DKS recently rallied off its 160-day moving average
Dick's Sporting Goods Inc (NYSE:DKS) stock is up 1% to trade at $37.99 today, after receiving a price-target hike to $42 from $37 at Cowen -- in annual-high territory. While many of its retail sector peers toast upbeat quarterly reports, Dick's has had to wait for its turn in the spotlight. That wait is almost over, as Dick's reports second-quarter earnings before the open next Wednesday, Aug. 29.
Looking at DKS' earnings history, the shares have moved 11.1% the day after earnings, on average, regardless of direction, looking back eight quarters. However, following its May earnings report, DKS stock gained 25.8%. This time around, the options market is pricing in a 12.3% move for next Thursday's trading.

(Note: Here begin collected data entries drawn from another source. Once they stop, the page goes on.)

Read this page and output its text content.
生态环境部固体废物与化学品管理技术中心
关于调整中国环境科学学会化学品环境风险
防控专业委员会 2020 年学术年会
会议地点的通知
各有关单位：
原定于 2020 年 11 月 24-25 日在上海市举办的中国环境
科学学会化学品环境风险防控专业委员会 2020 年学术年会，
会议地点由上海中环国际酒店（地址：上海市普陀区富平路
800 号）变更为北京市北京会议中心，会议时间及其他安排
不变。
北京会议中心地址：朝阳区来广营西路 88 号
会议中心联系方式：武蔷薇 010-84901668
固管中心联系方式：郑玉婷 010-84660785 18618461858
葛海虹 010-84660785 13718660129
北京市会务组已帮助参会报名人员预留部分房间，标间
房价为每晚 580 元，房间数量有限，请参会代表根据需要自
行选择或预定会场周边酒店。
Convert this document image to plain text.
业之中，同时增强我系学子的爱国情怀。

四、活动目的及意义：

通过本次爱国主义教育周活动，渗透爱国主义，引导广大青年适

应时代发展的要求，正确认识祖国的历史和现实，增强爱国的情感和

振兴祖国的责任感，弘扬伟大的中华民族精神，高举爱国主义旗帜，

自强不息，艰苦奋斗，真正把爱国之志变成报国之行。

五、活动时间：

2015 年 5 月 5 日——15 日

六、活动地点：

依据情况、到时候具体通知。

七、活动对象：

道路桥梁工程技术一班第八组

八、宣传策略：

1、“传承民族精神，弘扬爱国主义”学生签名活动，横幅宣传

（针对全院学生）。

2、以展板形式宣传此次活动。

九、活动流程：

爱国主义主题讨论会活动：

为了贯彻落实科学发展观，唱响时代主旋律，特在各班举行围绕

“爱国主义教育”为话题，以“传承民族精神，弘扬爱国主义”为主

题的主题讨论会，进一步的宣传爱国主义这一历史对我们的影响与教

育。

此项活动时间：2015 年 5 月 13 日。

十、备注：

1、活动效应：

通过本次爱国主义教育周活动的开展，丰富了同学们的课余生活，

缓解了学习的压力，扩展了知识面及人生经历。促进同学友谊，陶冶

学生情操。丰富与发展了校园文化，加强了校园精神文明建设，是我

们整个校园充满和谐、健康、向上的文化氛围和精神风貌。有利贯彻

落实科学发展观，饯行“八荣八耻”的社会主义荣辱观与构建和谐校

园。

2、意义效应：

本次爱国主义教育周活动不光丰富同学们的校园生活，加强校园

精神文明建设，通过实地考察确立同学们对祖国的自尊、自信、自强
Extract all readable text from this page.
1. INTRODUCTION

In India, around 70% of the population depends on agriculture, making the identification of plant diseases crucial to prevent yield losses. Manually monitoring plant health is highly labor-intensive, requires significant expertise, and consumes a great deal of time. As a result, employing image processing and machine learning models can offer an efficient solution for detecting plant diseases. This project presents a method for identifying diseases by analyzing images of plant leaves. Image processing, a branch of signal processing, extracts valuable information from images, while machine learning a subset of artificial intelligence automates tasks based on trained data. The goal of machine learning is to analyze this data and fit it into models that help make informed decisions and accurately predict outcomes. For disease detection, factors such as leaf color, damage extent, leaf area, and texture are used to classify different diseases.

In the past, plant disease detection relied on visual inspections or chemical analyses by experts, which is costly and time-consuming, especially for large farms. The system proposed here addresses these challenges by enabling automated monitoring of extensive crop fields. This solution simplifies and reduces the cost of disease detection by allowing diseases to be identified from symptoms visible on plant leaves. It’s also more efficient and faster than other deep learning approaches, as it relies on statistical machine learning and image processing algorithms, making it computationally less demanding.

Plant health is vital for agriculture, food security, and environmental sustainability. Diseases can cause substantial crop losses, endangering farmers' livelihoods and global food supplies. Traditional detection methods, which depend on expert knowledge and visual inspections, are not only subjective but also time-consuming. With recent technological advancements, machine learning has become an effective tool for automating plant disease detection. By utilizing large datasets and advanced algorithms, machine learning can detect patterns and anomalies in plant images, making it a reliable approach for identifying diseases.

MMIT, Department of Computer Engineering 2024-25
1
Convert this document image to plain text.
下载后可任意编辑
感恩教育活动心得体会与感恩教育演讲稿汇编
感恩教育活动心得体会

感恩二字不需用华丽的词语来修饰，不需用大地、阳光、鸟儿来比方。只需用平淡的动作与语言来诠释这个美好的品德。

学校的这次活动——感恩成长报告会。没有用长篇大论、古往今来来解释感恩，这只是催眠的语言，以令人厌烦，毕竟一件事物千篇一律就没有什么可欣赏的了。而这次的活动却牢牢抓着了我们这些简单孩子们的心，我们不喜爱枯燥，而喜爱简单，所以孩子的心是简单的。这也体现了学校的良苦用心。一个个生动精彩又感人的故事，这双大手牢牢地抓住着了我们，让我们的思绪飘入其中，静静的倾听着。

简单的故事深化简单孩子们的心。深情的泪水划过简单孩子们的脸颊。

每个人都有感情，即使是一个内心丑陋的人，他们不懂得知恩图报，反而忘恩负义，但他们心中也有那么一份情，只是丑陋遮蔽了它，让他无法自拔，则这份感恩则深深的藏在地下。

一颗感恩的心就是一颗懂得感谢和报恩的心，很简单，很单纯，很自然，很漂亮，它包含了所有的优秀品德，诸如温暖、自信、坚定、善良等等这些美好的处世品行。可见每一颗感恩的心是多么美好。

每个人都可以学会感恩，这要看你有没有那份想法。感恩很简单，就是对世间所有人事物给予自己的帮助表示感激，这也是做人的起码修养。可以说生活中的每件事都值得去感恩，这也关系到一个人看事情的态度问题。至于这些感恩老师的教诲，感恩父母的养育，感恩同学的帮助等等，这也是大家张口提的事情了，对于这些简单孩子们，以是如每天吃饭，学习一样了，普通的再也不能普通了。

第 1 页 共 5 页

Looking at the charts, Dick's Sporting Goods stock is now within a point of its May 30 annual high of $38.99. The stock spent most of July pulling back from these levels, but has since rallied off its 160-day moving average. Overall, DKS sports a 32% lead in 2018, and is headed toward its fourth straight weekly win and its biggest monthly gain since November, up 11.2% in August.
The bull note today is DKS' second price-target hike this week, after Wedbush upped its stance to $38 from $37 on Tuesday. Despite the recent string of bullish attention, many analysts remain on the sidelines. Of the 17 brokerages covering DKS, 10 rate it a "hold" or "strong sell." Furthermore, the security's average 12-month price target of $39.29 is only slightly above its current perch. Another strong earnings surprise next week could fuel a round of upgrades or more price-target hikes.
A short squeeze could also provide more fuel for the stock's fire. Short interest increased by less than 1% in the most recent reporting period. However, these bearish bets still represent a healthy 16% of DKS' total available float, and six days of pent-up buying power, at the security's average pace of trading.